March 14, 2012

Teens and Television: The Facts

One of the characteristics of marketing professionals that makes them so insufferably dim is their obsession with young people.

The fact that over 75% of the wealth of this country is in the hands of people over 50 makes absolutely no difference to them. The fact that young people have no money and are terrible customers means nothing.

They always give you the same answer: "Yeah, but our customers are growing old and where are our new customers going to come from?" As if people at 50 wear the same clothes, drive the same cars, and eat the same food they do at 17.

It's just another offshoot of the idiotic "lifetime value" delusion that assumes once you get a customer you have her for life.

Because of this obsession, the media habits of young people are especially fascinating to marketing people.

Every time I write something about the resiliency of TV, I get very predictable comments from knuckleheads who think they understand young people and want to explain their behaviors to me.

They tell me how Luddite dinosaurs like me just don't get it. They say that, sure TV is still popular with old farts, but young people have no interest in it and are spending their time with Facebook and YouTube and mobile devices and couldn't care less about TV.

Of course, their arguments usually turn out to be ad hominem nonsense with no data to confirm their assertions. But that never bothers them.

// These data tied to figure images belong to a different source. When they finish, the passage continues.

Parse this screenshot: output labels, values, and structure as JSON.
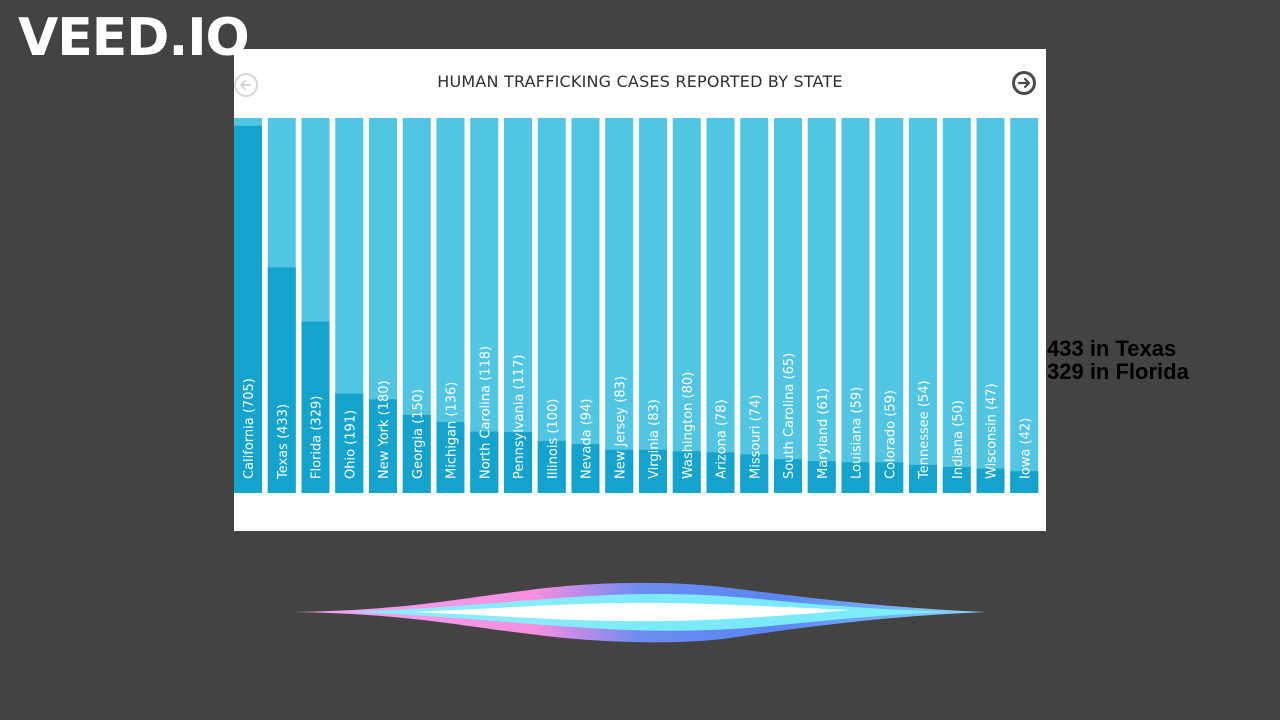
{
  "watermark": "VEED.IO",
  "chart_data": {
    "type": "bar",
    "title": "HUMAN TRAFFICKING CASES REPORTED BY STATE",
    "categories": [
      "California",
      "Texas",
      "Florida",
      "Ohio",
      "New York",
      "Georgia",
      "Michigan",
      "North Carolina",
      "Pennsylvania",
      "Illinois",
      "Nevada",
      "New Jersey",
      "Virginia",
      "Washington",
      "Arizona",
      "Missouri",
      "South Carolina",
      "Maryland",
      "Louisiana",
      "Colorado",
      "Tennessee",
      "Indiana",
      "Wisconsin",
      "Iowa"
    ],
    "values": [
      705,
      433,
      329,
      191,
      180,
      150,
      136,
      118,
      117,
      100,
      94,
      83,
      83,
      80,
      78,
      74,
      65,
      61,
      59,
      59,
      54,
      50,
      47,
      42
    ],
    "labels": [
      "California (705)",
      "Texas (433)",
      "Florida (329)",
      "Ohio (191)",
      "New York (180)",
      "Georgia (150)",
      "Michigan (136)",
      "North Carolina (118)",
      "Pennsylvania (117)",
      "Illinois (100)",
      "Nevada (94)",
      "New Jersey (83)",
      "Virginia (83)",
      "Washington (80)",
      "Arizona (78)",
      "Missouri (74)",
      "South Carolina (65)",
      "Maryland (61)",
      "Louisiana (59)",
      "Colorado (59)",
      "Tennessee (54)",
      "Indiana (50)",
      "Wisconsin (47)",
      "Iowa (42)"
    ],
    "ylim": [
      0,
      720
    ],
    "colors": {
      "bar": "#14a3cc",
      "track": "#52c5e3",
      "label": "#ffffff"
    }
  },
  "annotations": [
    "433 in Texas",
    "329 in Florida"
  ],
  "nav": {
    "prev_icon": "arrow-left-circle-icon",
    "next_icon": "arrow-right-circle-icon"
  }
}
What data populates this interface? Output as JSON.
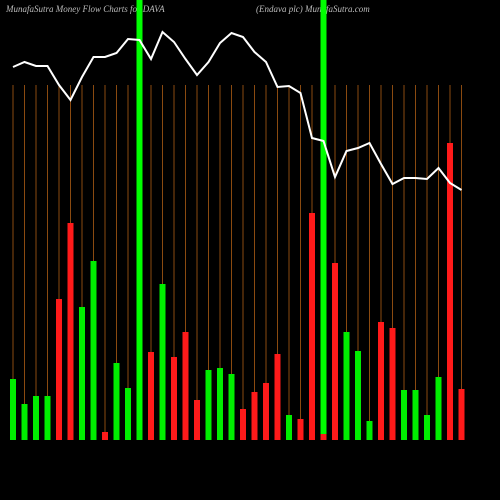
{
  "chart_data": {
    "type": "bar",
    "title": "MunafaSutra  Money Flow  Charts for DAVA",
    "subtitle": "(Endava  plc) MunafaSutra.com",
    "values": [
      61,
      36,
      44,
      44,
      141,
      217,
      133,
      179,
      8,
      77,
      52,
      10,
      88,
      156,
      83,
      108,
      40,
      70,
      72,
      66,
      31,
      48,
      57,
      86,
      25,
      21,
      227,
      6,
      177,
      108,
      89,
      19,
      118,
      112,
      50,
      50,
      25,
      63,
      297,
      51
    ],
    "colors": [
      "#00ee00",
      "#00ee00",
      "#00ee00",
      "#00ee00",
      "#ff1a1a",
      "#ff1a1a",
      "#00ee00",
      "#00ee00",
      "#ff1a1a",
      "#00ee00",
      "#00ee00",
      "#00ee00",
      "#ff1a1a",
      "#00ee00",
      "#ff1a1a",
      "#ff1a1a",
      "#ff1a1a",
      "#00ee00",
      "#00ee00",
      "#00ee00",
      "#ff1a1a",
      "#ff1a1a",
      "#ff1a1a",
      "#ff1a1a",
      "#00ee00",
      "#ff1a1a",
      "#ff1a1a",
      "#ff1a1a",
      "#ff1a1a",
      "#00ee00",
      "#00ee00",
      "#00ee00",
      "#ff1a1a",
      "#ff1a1a",
      "#00ee00",
      "#00ee00",
      "#00ee00",
      "#00ee00",
      "#ff1a1a",
      "#ff1a1a"
    ],
    "line": {
      "color": "#ffffff",
      "values": [
        373,
        378,
        374,
        374,
        355,
        340,
        363,
        383,
        383,
        387,
        401,
        400,
        381,
        408,
        398,
        381,
        365,
        378,
        397,
        407,
        403,
        388,
        378,
        353,
        354,
        347,
        302,
        299,
        263,
        289,
        292,
        297,
        276,
        256,
        262,
        262,
        261,
        272,
        257,
        250
      ]
    },
    "highlight": {
      "color": "#00ff00",
      "indices": [
        11,
        27
      ]
    },
    "guide_color": "#8a4a10",
    "ylim": [
      0,
      440
    ]
  }
}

So, just to set these people straight, let's have a look at the facts about teen television usage as reported by Nielsen and The Los Angeles Times:
  • TV viewing is more popular than ever among teens
  • I'm going to repeat that. TV viewing is more popular than ever among teens 
  • Just for the heck of it, let's say it one more time. TV viewing is more fucking popular than ever among teens. Any questions?
  • Teens watch about 4 hours of TV a day, on average 
  • TV viewing among teens is up an astonishing 33% in the past 8 years
According to Sanford C. Bernstein & Co. senior analyst Todd Juenger...
"...everybody over-reports usage of Internet and mobile video and under-reports usage of traditional television." 
Hmm...where have we heard that before?

Contrary to all the nonsense promulgated by web hustlers, not only are teens not abandoning television, but...
"So far teens are following historical patterns and in fact their usage of traditional TV is increasing," Juenger said.